In the group of BCP-ALL patients, 5-year OS was worse in patients older than 32 years (39.6% vs. 53.6%, p= 0.031). There were no significant differences in transplant outcomes between patients treated with chemotherapy- and TBI-based conditioning. There was a trend towards better LFS in patients transplanted between 1999 - 2009 than in the period of 2010 - 2020 (40.4% vs. 25.4%, p= 0.08). Patients transplanted at least 6 months from diagnosis tended to have better 5-year OS than those transplanted before that time (52.6% vs. 39.2%, p= 0.08). The univariate analysis in the BCP-ALL patients was shown in Table 5.

Outcomes in the TCP-ALL patients

In the group of TCP-ALL patients, older age (above 32 years) was associated with higher NRM (9,7% vs. 5.3%, p= 0.017) and a tendency towards worse 5-year OS (54.4% vs 61.4%, p= 0.053) when compared to younger patients. Patients treated with chemotherapy-based conditioning before AHSCT had higher NRM (10.3% vs. 3.8%, p= 0.029) than those transplanted after TBI-based conditioning. No other differences in transplant outcomes were observed in relation to year of AHSCT (1999-2009 vs. 2010-2020), patients sex, Karnofsky score and time from diagnosis to AHSCT (Table 6).
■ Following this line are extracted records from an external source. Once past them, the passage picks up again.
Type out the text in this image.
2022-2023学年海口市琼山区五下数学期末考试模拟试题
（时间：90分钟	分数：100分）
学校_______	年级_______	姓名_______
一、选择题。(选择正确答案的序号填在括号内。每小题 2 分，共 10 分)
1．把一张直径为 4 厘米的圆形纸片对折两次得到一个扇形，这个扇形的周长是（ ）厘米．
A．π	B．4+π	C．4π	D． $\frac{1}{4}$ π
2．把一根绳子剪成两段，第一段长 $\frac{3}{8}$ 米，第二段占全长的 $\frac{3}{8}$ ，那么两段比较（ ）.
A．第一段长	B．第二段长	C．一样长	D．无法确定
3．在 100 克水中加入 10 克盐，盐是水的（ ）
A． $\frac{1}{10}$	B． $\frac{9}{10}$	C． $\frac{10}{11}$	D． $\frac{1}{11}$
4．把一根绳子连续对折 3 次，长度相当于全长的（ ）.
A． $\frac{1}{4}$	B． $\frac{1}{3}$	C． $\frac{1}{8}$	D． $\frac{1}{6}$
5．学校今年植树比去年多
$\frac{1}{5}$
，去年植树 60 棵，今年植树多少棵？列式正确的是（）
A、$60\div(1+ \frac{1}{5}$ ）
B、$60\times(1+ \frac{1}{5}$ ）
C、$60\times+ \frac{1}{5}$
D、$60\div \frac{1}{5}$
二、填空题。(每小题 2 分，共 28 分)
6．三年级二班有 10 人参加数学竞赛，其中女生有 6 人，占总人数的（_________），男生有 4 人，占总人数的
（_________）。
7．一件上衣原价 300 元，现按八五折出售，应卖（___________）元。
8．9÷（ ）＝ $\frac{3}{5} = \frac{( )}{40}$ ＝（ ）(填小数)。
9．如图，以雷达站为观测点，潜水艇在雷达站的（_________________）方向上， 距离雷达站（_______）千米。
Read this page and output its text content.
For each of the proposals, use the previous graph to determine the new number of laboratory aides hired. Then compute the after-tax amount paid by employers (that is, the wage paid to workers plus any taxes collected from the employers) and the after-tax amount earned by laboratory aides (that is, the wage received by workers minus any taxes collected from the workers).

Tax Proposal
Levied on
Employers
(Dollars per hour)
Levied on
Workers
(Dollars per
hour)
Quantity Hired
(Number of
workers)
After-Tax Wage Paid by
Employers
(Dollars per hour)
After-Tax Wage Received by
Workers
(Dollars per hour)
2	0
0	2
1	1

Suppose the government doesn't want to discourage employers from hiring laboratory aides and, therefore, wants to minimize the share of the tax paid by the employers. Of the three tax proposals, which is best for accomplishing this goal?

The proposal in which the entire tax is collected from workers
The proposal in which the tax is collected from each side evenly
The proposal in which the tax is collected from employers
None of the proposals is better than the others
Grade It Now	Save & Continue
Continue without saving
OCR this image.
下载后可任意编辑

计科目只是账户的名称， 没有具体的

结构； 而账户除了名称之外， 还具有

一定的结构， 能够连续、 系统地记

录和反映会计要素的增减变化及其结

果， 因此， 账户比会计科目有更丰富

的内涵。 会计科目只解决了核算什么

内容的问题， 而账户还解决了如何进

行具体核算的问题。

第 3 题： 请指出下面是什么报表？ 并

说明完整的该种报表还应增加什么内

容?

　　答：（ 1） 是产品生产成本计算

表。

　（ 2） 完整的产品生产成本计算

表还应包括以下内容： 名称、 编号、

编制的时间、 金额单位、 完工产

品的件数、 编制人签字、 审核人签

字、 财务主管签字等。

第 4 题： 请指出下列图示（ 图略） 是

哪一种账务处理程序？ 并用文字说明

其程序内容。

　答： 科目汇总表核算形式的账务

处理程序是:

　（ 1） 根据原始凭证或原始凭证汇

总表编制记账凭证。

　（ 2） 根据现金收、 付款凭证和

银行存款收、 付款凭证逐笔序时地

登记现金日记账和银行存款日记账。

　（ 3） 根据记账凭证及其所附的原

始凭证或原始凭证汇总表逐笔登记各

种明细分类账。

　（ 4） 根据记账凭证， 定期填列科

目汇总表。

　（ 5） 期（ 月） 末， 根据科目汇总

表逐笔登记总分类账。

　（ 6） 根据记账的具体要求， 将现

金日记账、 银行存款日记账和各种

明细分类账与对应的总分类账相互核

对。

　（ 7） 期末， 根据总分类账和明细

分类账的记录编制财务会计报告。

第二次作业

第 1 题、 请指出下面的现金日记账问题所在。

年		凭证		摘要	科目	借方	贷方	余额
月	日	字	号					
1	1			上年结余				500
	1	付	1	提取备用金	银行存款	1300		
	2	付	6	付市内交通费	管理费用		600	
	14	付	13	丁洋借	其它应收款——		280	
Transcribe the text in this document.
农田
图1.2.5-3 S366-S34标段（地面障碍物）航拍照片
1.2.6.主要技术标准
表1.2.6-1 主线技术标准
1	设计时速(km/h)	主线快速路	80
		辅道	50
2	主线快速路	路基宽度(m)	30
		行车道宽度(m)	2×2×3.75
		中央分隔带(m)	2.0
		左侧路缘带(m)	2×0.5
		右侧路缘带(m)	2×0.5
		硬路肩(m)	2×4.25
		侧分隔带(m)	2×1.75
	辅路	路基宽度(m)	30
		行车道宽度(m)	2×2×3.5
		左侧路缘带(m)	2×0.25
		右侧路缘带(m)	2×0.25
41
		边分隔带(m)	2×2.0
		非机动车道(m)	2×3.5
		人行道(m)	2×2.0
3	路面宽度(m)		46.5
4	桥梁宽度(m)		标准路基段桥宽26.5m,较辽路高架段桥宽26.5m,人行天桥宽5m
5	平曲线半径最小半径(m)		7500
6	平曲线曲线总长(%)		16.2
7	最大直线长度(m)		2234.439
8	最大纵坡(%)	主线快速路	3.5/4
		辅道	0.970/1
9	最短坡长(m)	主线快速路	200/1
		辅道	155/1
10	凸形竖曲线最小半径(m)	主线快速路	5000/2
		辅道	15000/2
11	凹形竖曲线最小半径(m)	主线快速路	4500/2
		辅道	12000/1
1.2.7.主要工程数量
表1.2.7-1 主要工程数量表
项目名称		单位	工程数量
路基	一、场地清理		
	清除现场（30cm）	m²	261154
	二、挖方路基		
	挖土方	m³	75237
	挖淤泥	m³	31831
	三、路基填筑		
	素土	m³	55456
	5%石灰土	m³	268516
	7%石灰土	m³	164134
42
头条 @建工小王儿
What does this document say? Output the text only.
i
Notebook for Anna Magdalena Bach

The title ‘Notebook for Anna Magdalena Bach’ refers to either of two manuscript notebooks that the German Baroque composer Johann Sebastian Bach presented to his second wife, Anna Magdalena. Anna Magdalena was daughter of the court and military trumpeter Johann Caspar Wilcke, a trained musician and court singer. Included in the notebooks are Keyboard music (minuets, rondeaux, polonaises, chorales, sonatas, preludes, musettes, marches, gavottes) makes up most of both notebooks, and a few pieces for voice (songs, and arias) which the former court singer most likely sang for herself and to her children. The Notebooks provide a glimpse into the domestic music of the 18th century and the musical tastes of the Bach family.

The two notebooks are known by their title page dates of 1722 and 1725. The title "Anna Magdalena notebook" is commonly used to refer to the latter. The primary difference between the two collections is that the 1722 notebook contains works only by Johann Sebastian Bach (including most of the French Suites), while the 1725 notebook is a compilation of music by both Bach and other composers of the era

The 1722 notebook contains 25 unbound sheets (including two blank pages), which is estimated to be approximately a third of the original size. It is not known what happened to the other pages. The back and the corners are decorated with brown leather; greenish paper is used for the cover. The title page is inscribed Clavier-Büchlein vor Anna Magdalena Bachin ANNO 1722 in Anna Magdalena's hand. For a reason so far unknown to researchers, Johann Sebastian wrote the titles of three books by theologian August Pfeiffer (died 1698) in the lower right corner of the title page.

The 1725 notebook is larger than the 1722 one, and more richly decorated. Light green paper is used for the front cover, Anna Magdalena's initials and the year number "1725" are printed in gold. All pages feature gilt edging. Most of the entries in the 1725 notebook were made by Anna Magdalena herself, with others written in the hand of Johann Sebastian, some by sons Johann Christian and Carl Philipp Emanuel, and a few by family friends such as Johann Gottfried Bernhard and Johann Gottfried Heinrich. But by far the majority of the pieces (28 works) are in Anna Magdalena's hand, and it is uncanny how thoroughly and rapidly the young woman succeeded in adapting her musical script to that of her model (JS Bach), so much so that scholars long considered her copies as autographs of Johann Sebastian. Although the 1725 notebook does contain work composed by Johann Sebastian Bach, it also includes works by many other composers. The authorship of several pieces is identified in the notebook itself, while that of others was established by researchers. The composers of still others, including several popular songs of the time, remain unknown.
In this study we analyzed the results of AHSCT conducted in Ph- ALL patients between 1999 and 2020. We found that BCP-ALL, older age and short time from diagnosis to AHSCT are risk factors for poor transplant outcomes. To our best knowledge this is the first large multicenter study evaluating AHSCT in this subpopulation of ALL patients.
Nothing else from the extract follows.